Marco Rubio owned the GOP message on election night:
But we know that tonight, the power in the United States House of Representatives will change hands. We know tonight that a growing number of Republicans will now serve in the Senate as well. And we make a grave mistake if we believe that tonight these results are somehow an embrace of the Republican Party.
What they are is a second chance. A second chance for Republicans to be what they said they were going to be not so long ago. You see, I learned early on in this campaign – in fact it’s what propelled me to enter it – that what this race was about was about the great future that lies ahead for our country, a future that Americans know is there for the taking. But it requires actions on our part.
The theme of the Majority That Lost Its Way has been a consistent message for Republicans since 2006 – in fact, less than a year into the Pelosi Era, Rep. Tom Feeney argued that a philosophically adrift GOP had squandered its power:
We lost the majority in 2006 because Republicans could no longer convince voters that we were the party of fiscal restraint and traditional values. Polls in the closing days of the last election showed that a majority of voters felt that Democrats were more trustworthy when it came to issues of spending, taxation and general economic development — that we could no longer be trusted to fight for the limited government and personal freedom that have always been cornerstones of our party’s beliefs.
Contrast that to the Democrats’ lines about “what it all meant” – including the President, who has been vocal in chalking up the Democrats’ failures to messaging strategy:
What I didn’t effectively, I think, drive home, is that we were taking these steps not because of some theory that we wanted to expand government. It was because we had an emergency situation and we wanted to make sure the economy didn’t go off a cliff. I think the Republicans were able to paint my governing philosophy as a classic, traditional, big government liberal. And that’s not something that the American people want.

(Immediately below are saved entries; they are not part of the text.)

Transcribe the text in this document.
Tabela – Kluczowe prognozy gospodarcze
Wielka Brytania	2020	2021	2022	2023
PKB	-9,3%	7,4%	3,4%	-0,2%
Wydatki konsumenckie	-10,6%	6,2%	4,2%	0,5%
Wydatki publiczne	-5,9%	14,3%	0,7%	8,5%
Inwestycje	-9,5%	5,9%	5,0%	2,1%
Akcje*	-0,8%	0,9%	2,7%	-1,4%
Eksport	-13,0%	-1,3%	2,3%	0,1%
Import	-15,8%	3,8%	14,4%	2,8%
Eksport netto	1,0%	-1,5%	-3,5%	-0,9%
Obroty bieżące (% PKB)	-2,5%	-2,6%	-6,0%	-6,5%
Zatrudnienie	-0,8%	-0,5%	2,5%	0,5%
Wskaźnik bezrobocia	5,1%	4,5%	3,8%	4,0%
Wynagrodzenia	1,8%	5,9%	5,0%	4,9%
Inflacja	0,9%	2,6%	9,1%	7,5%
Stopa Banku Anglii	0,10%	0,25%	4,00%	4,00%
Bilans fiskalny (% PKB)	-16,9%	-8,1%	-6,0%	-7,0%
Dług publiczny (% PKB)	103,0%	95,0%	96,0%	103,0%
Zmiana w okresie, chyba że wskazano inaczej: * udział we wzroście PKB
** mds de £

The first obvious thing is that Republicans, even now, seem contrite for driving the car into the ditch when they held most of the keys from 2001-2007. Since Democrats haven’t had the benefit of time – and still have the responsibility of governing – contrition may simply be a luxury they can’t afford at the moment. Still, the difference in where each party lays blame for still-somewhat-recent losses is stark: Republicans blame themselves for not living up to the expectations of the people, Democrats blame the perception that they didn’t meet expectations.
Another underlying current worth noting in all of these quotes is that, despite apparent sea change in the election of 2008, America remains a nation that trends philosophically toward smaller government – with both parties trying to frame their arguments through that prism.